BOSTON, MA—A fixed-dose combination of pangenotypic direct-acting antivirals was “highly effective” in treatment-naïve patients with hepatitis C virus (HCV) genotypes (GT) 1, 2, and 3, a study presented at The Liver Meeting® 2016 has shown.

The “MK3” therapy is a three-drug regimen formulated into a fixed-dose combination tablet. These are MK-3682, an NS5B uridine nucleotide polymerase inhibitor (225mg per tablet); grazoprevir (MK-5172), an NS3/4A protease inhibitor (50mg per tablet); and ruzasvir (MK-8408), a next-generation NS5A inhibitor (30mg per tablet). The regimen is given as two tablets, once daily, without regard to food.
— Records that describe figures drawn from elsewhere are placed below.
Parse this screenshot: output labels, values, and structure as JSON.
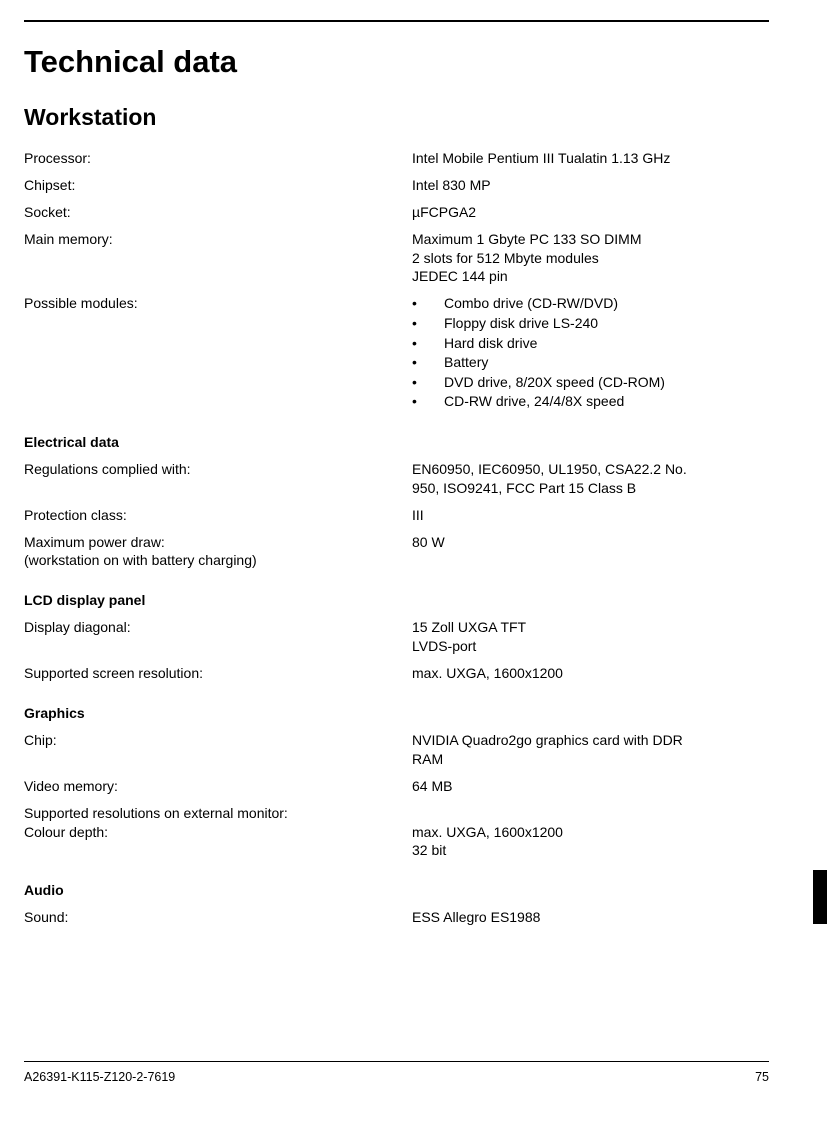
{
  "title": "Technical data",
  "subtitle": "Workstation",
  "workstation": {
    "processor": {
      "label": "Processor:",
      "value": "Intel Mobile Pentium III Tualatin 1.13 GHz"
    },
    "chipset": {
      "label": "Chipset:",
      "value": "Intel 830 MP"
    },
    "socket": {
      "label": "Socket:",
      "value": "µFCPGA2"
    },
    "main_memory": {
      "label": "Main memory:",
      "line1": "Maximum 1 Gbyte PC 133 SO DIMM",
      "line2": "2 slots for 512 Mbyte modules",
      "line3": "JEDEC 144 pin"
    },
    "possible_modules": {
      "label": "Possible modules:",
      "items": [
        "Combo drive (CD-RW/DVD)",
        "Floppy disk drive LS-240",
        "Hard disk drive",
        "Battery",
        "DVD drive, 8/20X speed (CD-ROM)",
        "CD-RW drive, 24/4/8X speed"
      ]
    }
  },
  "electrical": {
    "heading": "Electrical data",
    "regulations": {
      "label": "Regulations complied with:",
      "line1": "EN60950, IEC60950, UL1950, CSA22.2 No.",
      "line2": "950, ISO9241, FCC Part 15 Class B"
    },
    "protection": {
      "label": "Protection class:",
      "value": "III"
    },
    "power": {
      "label1": "Maximum power draw:",
      "label2": "(workstation on with battery charging)",
      "value": "80 W"
    }
  },
  "lcd": {
    "heading": "LCD display panel",
    "diagonal": {
      "label": "Display diagonal:",
      "line1": "15 Zoll UXGA TFT",
      "line2": "LVDS-port"
    },
    "resolution": {
      "label": "Supported screen resolution:",
      "value": "max. UXGA, 1600x1200"
    }
  },
  "graphics": {
    "heading": "Graphics",
    "chip": {
      "label": "Chip:",
      "line1": "NVIDIA Quadro2go graphics card with DDR",
      "line2": "RAM"
    },
    "vmem": {
      "label": "Video memory:",
      "value": "64 MB"
    },
    "ext": {
      "label1": "Supported resolutions on external monitor:",
      "label2": "Colour depth:",
      "line1": "max. UXGA, 1600x1200",
      "line2": "32 bit"
    }
  },
  "audio": {
    "heading": "Audio",
    "sound": {
      "label": "Sound:",
      "value": "ESS Allegro ES1988"
    }
  },
  "footer": {
    "doc_id": "A26391-K115-Z120-2-7619",
    "page_num": "75"
  }
}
Eric Lawitz, MD, of the Texas Liver Institute, University of Texas Health Science Center, in San Antonio, TX, and colleagues evaluated this regimen, using either the fixed dose combination tablets or individual components, both with and without ribavirin (RBV), in the C-CREST 1&2 studies in 664 patients with GT1 (n=176; 51 were GT1a and 49, GT1b), 2 (n=151), or 3 (n=337) infection.

Patients with or without compensated cirrhosis were included in each group. GT1- and GT2-infected patients were treatment-naïve but the GT3 cohort included patients who were both treatment-naïve or had been treated with pegylated interferon/RBV.
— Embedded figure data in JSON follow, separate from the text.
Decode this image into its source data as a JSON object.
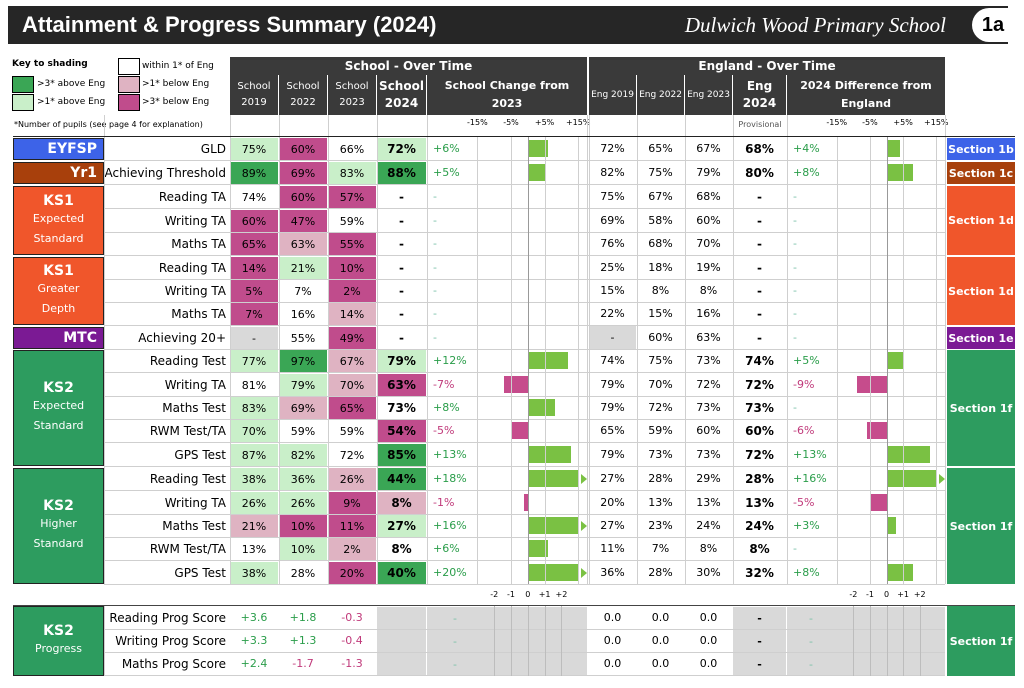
{
  "header": {
    "title": "Attainment & Progress Summary (2024)",
    "school": "Dulwich Wood Primary School",
    "page": "1a"
  },
  "key": {
    "title": "Key to shading",
    "within": "within 1* of Eng",
    "above3": ">3* above Eng",
    "above1": ">1* above Eng",
    "below1": ">1* below Eng",
    "below3": ">3* below Eng",
    "footnote": "*Number of pupils (see page 4 for explanation)"
  },
  "colors": {
    "g3": "#3aa655",
    "g1": "#c9efc9",
    "p1": "#dfb3c2",
    "p3": "#c04c8c",
    "grey": "#d9d9d9",
    "barGreen": "#7ac143",
    "barPink": "#c64c8c"
  },
  "school_over_time": {
    "title": "School - Over Time",
    "cols": [
      "School\n2019",
      "School\n2022",
      "School\n2023",
      "School\n2024"
    ],
    "change_title": "School Change from 2023",
    "scale": [
      "-15%",
      "-5%",
      "+5%",
      "+15%"
    ],
    "progress_scale": [
      "-2",
      "-1",
      "0",
      "+1",
      "+2"
    ]
  },
  "england_over_time": {
    "title": "England - Over Time",
    "cols": [
      "Eng 2019",
      "Eng 2022",
      "Eng 2023",
      "Eng\n2024"
    ],
    "provisional": "Provisional",
    "diff_title": "2024 Difference from England",
    "scale": [
      "-15%",
      "-5%",
      "+5%",
      "+15%"
    ],
    "progress_scale": [
      "-2",
      "-1",
      "0",
      "+1",
      "+2"
    ]
  },
  "groups": [
    {
      "name": "EYFSP",
      "sub": [],
      "color": "#3d63e8",
      "section": "Section 1b",
      "secColor": "#3d63e8"
    },
    {
      "name": "Yr1",
      "sub": [],
      "color": "#a8400c",
      "section": "Section 1c",
      "secColor": "#a8400c"
    },
    {
      "name": "KS1",
      "sub": [
        "Expected",
        "Standard"
      ],
      "color": "#f0562b",
      "section": "Section 1d",
      "secColor": "#f0562b"
    },
    {
      "name": "KS1",
      "sub": [
        "Greater",
        "Depth"
      ],
      "color": "#f0562b",
      "section": "Section 1d",
      "secColor": "#f0562b"
    },
    {
      "name": "MTC",
      "sub": [],
      "color": "#7b1a94",
      "section": "Section 1e",
      "secColor": "#7b1a94"
    },
    {
      "name": "KS2",
      "sub": [
        "Expected",
        "Standard"
      ],
      "color": "#2d9c5f",
      "section": "Section 1f",
      "secColor": "#2d9c5f"
    },
    {
      "name": "KS2",
      "sub": [
        "Higher",
        "Standard"
      ],
      "color": "#2d9c5f",
      "section": "Section 1f",
      "secColor": "#2d9c5f"
    },
    {
      "name": "KS2",
      "sub": [
        "Progress"
      ],
      "color": "#2d9c5f",
      "section": "Section 1f",
      "secColor": "#2d9c5f"
    }
  ],
  "rows": [
    {
      "label": "GLD",
      "s": [
        "75%",
        "60%",
        "66%",
        "72%"
      ],
      "sc": [
        "g1",
        "p3",
        "w",
        "g1"
      ],
      "chg": "+6%",
      "chgv": 6,
      "e": [
        "72%",
        "65%",
        "67%",
        "68%"
      ],
      "diff": "+4%",
      "diffv": 4
    },
    {
      "label": "Achieving Threshold",
      "s": [
        "89%",
        "69%",
        "83%",
        "88%"
      ],
      "sc": [
        "g3",
        "p3",
        "g1",
        "g3"
      ],
      "chg": "+5%",
      "chgv": 5,
      "e": [
        "82%",
        "75%",
        "79%",
        "80%"
      ],
      "diff": "+8%",
      "diffv": 8
    },
    {
      "label": "Reading TA",
      "s": [
        "74%",
        "60%",
        "57%",
        "-"
      ],
      "sc": [
        "w",
        "p3",
        "p3",
        "w"
      ],
      "chg": "-",
      "chgv": 0,
      "e": [
        "75%",
        "67%",
        "68%",
        "-"
      ],
      "diff": "-",
      "diffv": 0
    },
    {
      "label": "Writing TA",
      "s": [
        "60%",
        "47%",
        "59%",
        "-"
      ],
      "sc": [
        "p3",
        "p3",
        "w",
        "w"
      ],
      "chg": "-",
      "chgv": 0,
      "e": [
        "69%",
        "58%",
        "60%",
        "-"
      ],
      "diff": "-",
      "diffv": 0
    },
    {
      "label": "Maths TA",
      "s": [
        "65%",
        "63%",
        "55%",
        "-"
      ],
      "sc": [
        "p3",
        "p1",
        "p3",
        "w"
      ],
      "chg": "-",
      "chgv": 0,
      "e": [
        "76%",
        "68%",
        "70%",
        "-"
      ],
      "diff": "-",
      "diffv": 0
    },
    {
      "label": "Reading TA",
      "s": [
        "14%",
        "21%",
        "10%",
        "-"
      ],
      "sc": [
        "p3",
        "g1",
        "p3",
        "w"
      ],
      "chg": "-",
      "chgv": 0,
      "e": [
        "25%",
        "18%",
        "19%",
        "-"
      ],
      "diff": "-",
      "diffv": 0
    },
    {
      "label": "Writing TA",
      "s": [
        "5%",
        "7%",
        "2%",
        "-"
      ],
      "sc": [
        "p3",
        "w",
        "p3",
        "w"
      ],
      "chg": "-",
      "chgv": 0,
      "e": [
        "15%",
        "8%",
        "8%",
        "-"
      ],
      "diff": "-",
      "diffv": 0
    },
    {
      "label": "Maths TA",
      "s": [
        "7%",
        "16%",
        "14%",
        "-"
      ],
      "sc": [
        "p3",
        "w",
        "p1",
        "w"
      ],
      "chg": "-",
      "chgv": 0,
      "e": [
        "22%",
        "15%",
        "16%",
        "-"
      ],
      "diff": "-",
      "diffv": 0
    },
    {
      "label": "Achieving 20+",
      "s": [
        "-",
        "55%",
        "49%",
        "-"
      ],
      "sc": [
        "grey",
        "w",
        "p3",
        "w"
      ],
      "chg": "-",
      "chgv": 0,
      "e": [
        "-",
        "60%",
        "63%",
        "-"
      ],
      "egrey": true,
      "diff": "-",
      "diffv": 0
    },
    {
      "label": "Reading Test",
      "s": [
        "77%",
        "97%",
        "67%",
        "79%"
      ],
      "sc": [
        "g1",
        "g3",
        "p1",
        "g1"
      ],
      "chg": "+12%",
      "chgv": 12,
      "e": [
        "74%",
        "75%",
        "73%",
        "74%"
      ],
      "diff": "+5%",
      "diffv": 5
    },
    {
      "label": "Writing TA",
      "s": [
        "81%",
        "79%",
        "70%",
        "63%"
      ],
      "sc": [
        "w",
        "g1",
        "p1",
        "p3"
      ],
      "chg": "-7%",
      "chgv": -7,
      "e": [
        "79%",
        "70%",
        "72%",
        "72%"
      ],
      "diff": "-9%",
      "diffv": -9
    },
    {
      "label": "Maths Test",
      "s": [
        "83%",
        "69%",
        "65%",
        "73%"
      ],
      "sc": [
        "g1",
        "p1",
        "p3",
        "w"
      ],
      "chg": "+8%",
      "chgv": 8,
      "e": [
        "79%",
        "72%",
        "73%",
        "73%"
      ],
      "diff": "-",
      "diffv": 0
    },
    {
      "label": "RWM Test/TA",
      "s": [
        "70%",
        "59%",
        "59%",
        "54%"
      ],
      "sc": [
        "g1",
        "w",
        "w",
        "p3"
      ],
      "chg": "-5%",
      "chgv": -5,
      "e": [
        "65%",
        "59%",
        "60%",
        "60%"
      ],
      "diff": "-6%",
      "diffv": -6
    },
    {
      "label": "GPS Test",
      "s": [
        "87%",
        "82%",
        "72%",
        "85%"
      ],
      "sc": [
        "g1",
        "g1",
        "w",
        "g3"
      ],
      "chg": "+13%",
      "chgv": 13,
      "e": [
        "79%",
        "73%",
        "73%",
        "72%"
      ],
      "diff": "+13%",
      "diffv": 13
    },
    {
      "label": "Reading Test",
      "s": [
        "38%",
        "36%",
        "26%",
        "44%"
      ],
      "sc": [
        "g1",
        "g1",
        "p1",
        "g3"
      ],
      "chg": "+18%",
      "chgv": 18,
      "e": [
        "27%",
        "28%",
        "29%",
        "28%"
      ],
      "diff": "+16%",
      "diffv": 16
    },
    {
      "label": "Writing TA",
      "s": [
        "26%",
        "26%",
        "9%",
        "8%"
      ],
      "sc": [
        "g1",
        "g1",
        "p3",
        "p1"
      ],
      "chg": "-1%",
      "chgv": -1,
      "e": [
        "20%",
        "13%",
        "13%",
        "13%"
      ],
      "diff": "-5%",
      "diffv": -5
    },
    {
      "label": "Maths Test",
      "s": [
        "21%",
        "10%",
        "11%",
        "27%"
      ],
      "sc": [
        "p1",
        "p3",
        "p3",
        "g1"
      ],
      "chg": "+16%",
      "chgv": 16,
      "e": [
        "27%",
        "23%",
        "24%",
        "24%"
      ],
      "diff": "+3%",
      "diffv": 3
    },
    {
      "label": "RWM Test/TA",
      "s": [
        "13%",
        "10%",
        "2%",
        "8%"
      ],
      "sc": [
        "w",
        "g1",
        "p1",
        "w"
      ],
      "chg": "+6%",
      "chgv": 6,
      "e": [
        "11%",
        "7%",
        "8%",
        "8%"
      ],
      "diff": "-",
      "diffv": 0
    },
    {
      "label": "GPS Test",
      "s": [
        "38%",
        "28%",
        "20%",
        "40%"
      ],
      "sc": [
        "g1",
        "w",
        "p3",
        "g3"
      ],
      "chg": "+20%",
      "chgv": 20,
      "e": [
        "36%",
        "28%",
        "30%",
        "32%"
      ],
      "diff": "+8%",
      "diffv": 8
    }
  ],
  "progress_rows": [
    {
      "label": "Reading Prog Score",
      "s": [
        "+3.6",
        "+1.8",
        "-0.3"
      ],
      "e": [
        "0.0",
        "0.0",
        "0.0"
      ]
    },
    {
      "label": "Writing Prog Score",
      "s": [
        "+3.3",
        "+1.3",
        "-0.4"
      ],
      "e": [
        "0.0",
        "0.0",
        "0.0"
      ]
    },
    {
      "label": "Maths Prog Score",
      "s": [
        "+2.4",
        "-1.7",
        "-1.3"
      ],
      "e": [
        "0.0",
        "0.0",
        "0.0"
      ]
    }
  ],
  "dash": "-"
}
Results showed that MK3 for 8 or 12 weeks was highly effective in GT1 patients, with an SVR12 of 97%. Among GT2 patients, SVR12 was 98% after treatment with 12 or 16 weeks and, among GT3 patients, SVR12 was 96% following treatment for 8, 12, or 16 weeks.

Dr. Lawitz said that the addition of ribavirin did not increase SVR12 in either the GT2 or GT3 patients.
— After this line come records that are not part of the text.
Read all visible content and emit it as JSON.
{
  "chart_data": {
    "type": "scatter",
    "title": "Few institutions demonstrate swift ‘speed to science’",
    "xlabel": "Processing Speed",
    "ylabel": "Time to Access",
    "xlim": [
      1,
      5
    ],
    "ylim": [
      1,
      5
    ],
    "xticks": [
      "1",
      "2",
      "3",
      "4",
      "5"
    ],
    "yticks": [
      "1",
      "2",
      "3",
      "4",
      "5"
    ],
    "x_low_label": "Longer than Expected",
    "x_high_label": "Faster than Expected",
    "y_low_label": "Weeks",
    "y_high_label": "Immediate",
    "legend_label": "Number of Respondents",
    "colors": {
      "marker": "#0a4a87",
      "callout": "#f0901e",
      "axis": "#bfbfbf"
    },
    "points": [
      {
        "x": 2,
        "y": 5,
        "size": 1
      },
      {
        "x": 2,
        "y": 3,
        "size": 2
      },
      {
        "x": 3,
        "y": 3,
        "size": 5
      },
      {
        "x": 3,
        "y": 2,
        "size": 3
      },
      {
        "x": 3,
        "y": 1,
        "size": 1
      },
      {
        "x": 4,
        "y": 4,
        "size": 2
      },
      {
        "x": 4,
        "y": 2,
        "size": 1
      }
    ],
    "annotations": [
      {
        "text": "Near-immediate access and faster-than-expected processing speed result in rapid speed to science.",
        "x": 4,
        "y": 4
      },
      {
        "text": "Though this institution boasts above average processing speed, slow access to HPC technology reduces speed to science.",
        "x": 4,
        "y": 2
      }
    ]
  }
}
Among those with GT3 who were treatment-experienced with cirrhosis, SVR12 was 99%.

Relapses occurred at 8 weeks in the GT1a group (2 patients), GT1b group (1 patient), GT2 group (7 patients) and GT3 group (4 patients). In the GT3 patients, there were also 3 relapses at 12 weeks and 2 at 16 weeks. Among these, only 1 GT2 patient in the 8-week treatment group with RBV discontinued at day 5 due to drug-related adverse events (AEs) of fatigue and malaise.

Fatigue, headache, and nausea were the most frequent drug-related AEs. One patient with GT1 infection died from bacterial sepsis, a death determined to be unrelated to study drugs.

Study authors included employees at Merck and author disclosures included advisory committee and review panel membership at, and research support from, numerous other drug companies, including AbbVie, Achillion Pharmaceuticals, Regulus, Theravance, Enanta, Idenix Pharmaceuticals, Janssen, Novartis, and Gilead.